En segundo lugar, mostraron cómo estos estados pueden describirse según lo que se conoce como unitariedad. Esta jerga se refiere a la información que conecta los puntos inicial y final de un proceso. (Utilizando una burda analogía, puede que no sepamos cómo hemos llegado a casa desde el bar, pero el método que nos ha llevado hasta allí también describe el camino de vuelta.)
A continuación, supusieron que, independientemente de cómo elijamos agrupar las partes de un sistema cuántico complejo, esto no debería suponer una diferencia en la medición del estado final. Dividir un arco iris en siete colores es una elección que realizamos en función del contexto; la naturaleza no siempre se preocupa por las divisiones convenientes.

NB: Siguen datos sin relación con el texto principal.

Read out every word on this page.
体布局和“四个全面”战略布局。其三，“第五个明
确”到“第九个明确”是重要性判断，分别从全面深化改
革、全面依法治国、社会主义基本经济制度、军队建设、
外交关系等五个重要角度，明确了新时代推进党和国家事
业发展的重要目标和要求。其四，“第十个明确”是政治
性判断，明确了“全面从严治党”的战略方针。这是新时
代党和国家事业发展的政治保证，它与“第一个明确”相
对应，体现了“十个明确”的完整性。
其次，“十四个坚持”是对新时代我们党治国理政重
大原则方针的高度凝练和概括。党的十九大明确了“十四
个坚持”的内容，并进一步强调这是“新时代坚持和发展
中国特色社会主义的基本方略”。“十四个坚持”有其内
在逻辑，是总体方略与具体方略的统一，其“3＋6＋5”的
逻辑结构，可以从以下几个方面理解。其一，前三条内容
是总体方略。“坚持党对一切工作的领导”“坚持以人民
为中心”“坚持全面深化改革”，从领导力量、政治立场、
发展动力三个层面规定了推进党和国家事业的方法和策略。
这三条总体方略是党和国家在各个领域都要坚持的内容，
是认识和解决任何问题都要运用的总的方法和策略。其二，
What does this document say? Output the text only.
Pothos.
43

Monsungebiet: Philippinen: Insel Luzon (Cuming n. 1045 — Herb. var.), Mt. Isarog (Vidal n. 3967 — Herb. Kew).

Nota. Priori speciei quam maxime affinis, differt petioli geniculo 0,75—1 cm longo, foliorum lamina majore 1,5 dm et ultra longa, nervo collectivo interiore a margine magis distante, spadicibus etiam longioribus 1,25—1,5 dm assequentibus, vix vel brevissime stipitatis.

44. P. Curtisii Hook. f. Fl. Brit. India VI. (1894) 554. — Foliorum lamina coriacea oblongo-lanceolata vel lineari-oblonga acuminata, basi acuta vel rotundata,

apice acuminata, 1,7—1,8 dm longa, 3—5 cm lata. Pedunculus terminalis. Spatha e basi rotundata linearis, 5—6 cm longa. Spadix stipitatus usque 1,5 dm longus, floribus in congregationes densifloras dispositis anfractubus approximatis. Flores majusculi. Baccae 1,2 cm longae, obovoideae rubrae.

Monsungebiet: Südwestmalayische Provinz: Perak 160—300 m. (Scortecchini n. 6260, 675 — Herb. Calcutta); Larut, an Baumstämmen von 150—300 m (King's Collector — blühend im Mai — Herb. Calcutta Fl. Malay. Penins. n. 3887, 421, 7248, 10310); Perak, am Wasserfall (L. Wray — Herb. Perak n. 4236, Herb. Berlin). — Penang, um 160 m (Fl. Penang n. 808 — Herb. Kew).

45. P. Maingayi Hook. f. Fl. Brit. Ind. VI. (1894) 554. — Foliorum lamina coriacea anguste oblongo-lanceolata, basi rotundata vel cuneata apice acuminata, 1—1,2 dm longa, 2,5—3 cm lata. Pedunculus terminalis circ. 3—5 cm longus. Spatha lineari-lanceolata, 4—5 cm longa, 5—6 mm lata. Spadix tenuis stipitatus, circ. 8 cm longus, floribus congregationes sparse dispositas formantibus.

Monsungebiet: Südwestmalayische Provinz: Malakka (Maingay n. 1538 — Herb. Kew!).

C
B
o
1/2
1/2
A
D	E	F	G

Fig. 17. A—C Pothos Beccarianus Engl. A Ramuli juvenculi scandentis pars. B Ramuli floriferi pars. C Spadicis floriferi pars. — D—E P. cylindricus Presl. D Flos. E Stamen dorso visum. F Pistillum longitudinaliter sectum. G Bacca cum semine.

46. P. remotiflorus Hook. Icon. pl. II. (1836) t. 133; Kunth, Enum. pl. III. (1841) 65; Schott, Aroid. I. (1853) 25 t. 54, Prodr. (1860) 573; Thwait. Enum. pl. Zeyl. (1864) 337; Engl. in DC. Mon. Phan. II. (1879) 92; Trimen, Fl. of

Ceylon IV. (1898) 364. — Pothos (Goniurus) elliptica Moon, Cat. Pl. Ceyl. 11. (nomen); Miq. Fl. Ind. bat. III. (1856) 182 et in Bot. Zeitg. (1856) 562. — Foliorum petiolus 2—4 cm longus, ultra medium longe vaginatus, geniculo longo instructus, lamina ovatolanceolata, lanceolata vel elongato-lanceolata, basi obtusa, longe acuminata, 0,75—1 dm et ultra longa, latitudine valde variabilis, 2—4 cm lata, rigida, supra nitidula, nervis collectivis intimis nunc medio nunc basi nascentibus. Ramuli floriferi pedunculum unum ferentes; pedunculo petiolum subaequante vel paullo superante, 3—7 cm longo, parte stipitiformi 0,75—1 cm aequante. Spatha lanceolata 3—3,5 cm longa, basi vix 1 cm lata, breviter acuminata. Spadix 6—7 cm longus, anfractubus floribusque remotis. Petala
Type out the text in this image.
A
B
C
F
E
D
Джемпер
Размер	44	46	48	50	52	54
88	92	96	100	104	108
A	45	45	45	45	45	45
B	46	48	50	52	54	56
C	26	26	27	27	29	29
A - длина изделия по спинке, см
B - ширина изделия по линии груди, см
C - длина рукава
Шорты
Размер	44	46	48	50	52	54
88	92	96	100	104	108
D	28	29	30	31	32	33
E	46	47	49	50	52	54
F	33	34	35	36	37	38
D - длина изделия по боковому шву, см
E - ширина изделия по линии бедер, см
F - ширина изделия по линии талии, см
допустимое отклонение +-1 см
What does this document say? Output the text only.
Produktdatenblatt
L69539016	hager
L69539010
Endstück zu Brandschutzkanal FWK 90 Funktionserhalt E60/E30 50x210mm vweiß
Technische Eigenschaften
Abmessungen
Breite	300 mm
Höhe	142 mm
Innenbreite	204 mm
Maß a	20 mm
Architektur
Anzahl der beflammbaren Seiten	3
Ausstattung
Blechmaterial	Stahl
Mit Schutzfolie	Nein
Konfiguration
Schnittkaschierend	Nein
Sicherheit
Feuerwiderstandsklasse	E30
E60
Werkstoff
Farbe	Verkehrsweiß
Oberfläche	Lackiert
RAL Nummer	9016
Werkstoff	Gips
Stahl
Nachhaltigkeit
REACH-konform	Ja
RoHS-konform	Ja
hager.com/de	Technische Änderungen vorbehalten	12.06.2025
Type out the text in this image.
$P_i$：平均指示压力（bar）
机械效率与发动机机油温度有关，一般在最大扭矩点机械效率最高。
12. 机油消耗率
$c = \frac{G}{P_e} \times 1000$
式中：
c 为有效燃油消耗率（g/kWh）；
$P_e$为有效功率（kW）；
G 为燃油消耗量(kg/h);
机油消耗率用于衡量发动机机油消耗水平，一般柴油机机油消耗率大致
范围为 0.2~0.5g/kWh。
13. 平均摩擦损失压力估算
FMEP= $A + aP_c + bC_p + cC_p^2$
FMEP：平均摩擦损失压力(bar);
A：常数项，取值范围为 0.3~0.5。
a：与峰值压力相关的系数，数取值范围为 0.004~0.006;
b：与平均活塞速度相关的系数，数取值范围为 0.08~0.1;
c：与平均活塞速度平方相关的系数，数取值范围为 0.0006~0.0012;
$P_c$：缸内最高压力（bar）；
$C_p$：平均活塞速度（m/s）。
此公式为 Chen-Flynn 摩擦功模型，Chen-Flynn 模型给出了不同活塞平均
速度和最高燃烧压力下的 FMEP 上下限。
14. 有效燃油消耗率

Por último, afirmaron que la medición de un estado cuántico es única. Después de todo, una miríada de posibilidades termina en una respuesta sólida.
Desde estos sencillos puntos de partida, el trío construyó lógicamente hasta la regla de Born. Su trabajo está disponible para que cualquiera pueda leerlo en el sitio web arxiv.org, previo a la revisión por pares, pero ya está suscitando el debate.
No es una solución en sí misma, ya que no llega a explicar por qué una ola de posibilidades colapsa en la realidad que observamos.
En cambio, muestra cómo las suposiciones fundamentales pueden dar lugar a la misma ley, proporcionando una nueva perspectiva sobre cómo abordar el problema.
Por ahora, Dios sigue tirando esos dados limpiamente. Tal vez sea así como lo atrapemos haciendo trampa.